RIO DE JANEIRO — Edward J. Snowden, the former US government contractor now living in Russia, said in comments published Tuesday that he was prepared to assist Brazilian investigations of US spying in Brazil. But he said he could not speak freely until a country grants him asylum, which he requested from Brazil months ago.
Snowden made his comments in an open letter published in a prominent Brazilian newspaper, Folha de São Paulo, in which he described the activities of the National Security Agency as potentially “the greatest human rights challenge of our time.”
His disclosures of NSA surveillance practices have shaken Washington’s relations with an array of countries
Brazil, a leading target of the NSA activities, has reacted angrily over the spying, which included surveillance of President Dilma Rousseff, her inner circle of senior advisers, and Petrobras, Brazil’s national oil company. Rousseff called off a state visit to Washington in October after the revelations of the NSA’s operations in Brazil.
Since then, Brazilian legislators have pressed ahead with inquiries into spying by the United States, relying to a large degree on news reports and testimony by Glenn Greenwald, the US journalist to whom Snowden leaked NSA documents.
David Miranda, the domestic partner of Greenwald, who lives in Rio de Janeiro, has helped lead an effort to obtain asylum in Brazil for Snowden.
“He deserves thanks for what he’s done, not a life in prison,” Miranda said, referring to the legal challenges Snowden faces in the United States.
Miranda has been working with Avaaz, an international advocacy group, to get signatures in support of Snowden’s asylum request in Brazil.
Snowden ‘‘can’t participate in the debate that’s happening now because Russia doesn’t allow him to take part,’’ Miranda told the Associated Press. ‘‘But if he were to be given permanent asylum, particularly here in Brazil . . . I think he can help the entire world and Brazil understand the situation.’’
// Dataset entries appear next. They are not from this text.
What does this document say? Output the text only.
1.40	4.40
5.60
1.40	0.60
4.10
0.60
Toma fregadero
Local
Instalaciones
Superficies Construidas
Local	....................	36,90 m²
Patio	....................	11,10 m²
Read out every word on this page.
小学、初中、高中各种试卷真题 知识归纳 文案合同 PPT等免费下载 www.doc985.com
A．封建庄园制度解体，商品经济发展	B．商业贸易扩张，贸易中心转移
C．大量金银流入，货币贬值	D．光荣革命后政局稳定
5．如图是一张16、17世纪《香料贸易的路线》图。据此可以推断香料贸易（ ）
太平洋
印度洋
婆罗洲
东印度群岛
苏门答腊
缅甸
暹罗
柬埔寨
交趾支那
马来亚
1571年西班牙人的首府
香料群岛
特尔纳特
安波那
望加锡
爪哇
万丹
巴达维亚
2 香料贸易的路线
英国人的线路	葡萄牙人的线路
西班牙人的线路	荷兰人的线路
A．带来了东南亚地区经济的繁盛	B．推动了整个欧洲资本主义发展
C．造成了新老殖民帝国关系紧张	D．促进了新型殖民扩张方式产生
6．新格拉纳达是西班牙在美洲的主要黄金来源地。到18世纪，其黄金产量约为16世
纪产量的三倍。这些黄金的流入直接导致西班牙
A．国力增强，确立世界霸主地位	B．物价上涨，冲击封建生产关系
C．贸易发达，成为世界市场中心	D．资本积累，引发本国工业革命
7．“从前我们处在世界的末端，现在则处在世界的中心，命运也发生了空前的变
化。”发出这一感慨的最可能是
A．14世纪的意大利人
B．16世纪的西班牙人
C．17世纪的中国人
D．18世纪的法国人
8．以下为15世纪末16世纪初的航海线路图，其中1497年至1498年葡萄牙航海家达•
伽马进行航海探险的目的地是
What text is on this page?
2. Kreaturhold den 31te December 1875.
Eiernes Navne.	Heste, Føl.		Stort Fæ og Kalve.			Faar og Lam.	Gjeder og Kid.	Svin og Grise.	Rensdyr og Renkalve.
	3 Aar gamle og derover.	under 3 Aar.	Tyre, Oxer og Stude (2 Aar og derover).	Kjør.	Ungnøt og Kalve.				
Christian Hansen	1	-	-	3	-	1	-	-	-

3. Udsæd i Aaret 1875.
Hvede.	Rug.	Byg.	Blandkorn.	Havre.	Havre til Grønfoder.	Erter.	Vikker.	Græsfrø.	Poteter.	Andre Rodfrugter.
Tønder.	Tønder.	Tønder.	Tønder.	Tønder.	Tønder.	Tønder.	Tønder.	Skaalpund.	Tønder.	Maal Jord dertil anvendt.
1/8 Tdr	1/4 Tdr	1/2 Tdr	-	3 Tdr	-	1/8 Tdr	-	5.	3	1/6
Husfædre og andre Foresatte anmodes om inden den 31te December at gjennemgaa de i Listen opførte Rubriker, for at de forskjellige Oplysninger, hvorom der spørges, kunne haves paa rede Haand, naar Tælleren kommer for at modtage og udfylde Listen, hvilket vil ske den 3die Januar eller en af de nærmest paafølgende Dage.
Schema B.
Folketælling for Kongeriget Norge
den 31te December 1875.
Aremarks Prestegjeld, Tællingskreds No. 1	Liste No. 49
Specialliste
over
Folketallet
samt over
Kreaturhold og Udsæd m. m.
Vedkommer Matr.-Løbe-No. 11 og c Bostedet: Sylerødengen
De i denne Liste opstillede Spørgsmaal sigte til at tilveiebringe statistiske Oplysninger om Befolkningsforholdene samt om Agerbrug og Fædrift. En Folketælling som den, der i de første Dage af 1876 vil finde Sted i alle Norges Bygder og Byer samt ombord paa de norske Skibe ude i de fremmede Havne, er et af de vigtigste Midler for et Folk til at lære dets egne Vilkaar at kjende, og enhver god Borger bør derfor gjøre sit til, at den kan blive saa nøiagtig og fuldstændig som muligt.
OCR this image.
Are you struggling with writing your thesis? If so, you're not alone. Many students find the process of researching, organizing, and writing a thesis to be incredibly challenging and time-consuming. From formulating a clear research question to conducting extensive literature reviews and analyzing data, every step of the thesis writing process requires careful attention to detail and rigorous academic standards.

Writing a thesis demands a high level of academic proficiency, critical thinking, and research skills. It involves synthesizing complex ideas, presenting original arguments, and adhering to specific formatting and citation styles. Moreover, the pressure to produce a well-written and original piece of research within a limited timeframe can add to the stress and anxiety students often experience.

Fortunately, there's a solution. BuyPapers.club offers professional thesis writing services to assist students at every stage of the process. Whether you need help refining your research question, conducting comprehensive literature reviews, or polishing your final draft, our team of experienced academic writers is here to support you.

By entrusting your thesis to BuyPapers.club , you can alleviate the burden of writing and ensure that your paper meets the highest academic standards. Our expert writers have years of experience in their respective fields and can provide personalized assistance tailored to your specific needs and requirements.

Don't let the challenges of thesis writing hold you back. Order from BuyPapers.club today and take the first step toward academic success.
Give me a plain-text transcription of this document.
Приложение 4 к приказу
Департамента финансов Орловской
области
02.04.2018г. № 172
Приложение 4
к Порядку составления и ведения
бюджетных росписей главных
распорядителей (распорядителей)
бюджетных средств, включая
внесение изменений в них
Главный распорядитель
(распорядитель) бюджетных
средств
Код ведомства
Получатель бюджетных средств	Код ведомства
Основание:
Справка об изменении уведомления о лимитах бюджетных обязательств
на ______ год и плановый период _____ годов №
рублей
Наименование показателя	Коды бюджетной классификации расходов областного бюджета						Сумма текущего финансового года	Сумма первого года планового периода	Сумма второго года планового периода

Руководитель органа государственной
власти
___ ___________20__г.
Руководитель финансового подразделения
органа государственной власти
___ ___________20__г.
Snowden’s letter was published a day after a US district judge in Washington ruled that the NSA’s bulk collection of millions of Americans’ phone records probably violates the Constitution’s ban on unreasonable searches. The case is expected to go to the Supreme Court for a final decision.
In his letter, Snowden referred to the spying on Rousseff, who as president decides on granting asylum to foreigners, and on NSA surveillance of ordinary Brazilians who may be having extramarital affairs or viewing pornography, activities that could then be used to hurt their reputations.
“American senators tell us that Brazil should not worry, because this is not ‘surveillance,’ it’s ‘data collection,’ ” Snowden wrote. “They say it is done to keep you safe. They’re wrong.”
Snowden continued: “These programs were never about terrorism: They’re about economic spying, social control and diplomatic manipulation. They’re about power.”
A spokeswoman for Rousseff declined to comment on Snowden’s letter and his request for asylum in Brazil, which he had sought in July, when he also requested asylum in other countries. Authorities in Brazil did not accept his request at the time.
A spokesman for the Foreign Ministry press office said that it was monitoring the reaction to Snowden’s letter but that it was “not suitable for the Brazilian government nor the Foreign Ministry to respond.”
Venezuela and Bolivia have offered asylum to Snowden, but it is unclear whether their offers meet his conditions.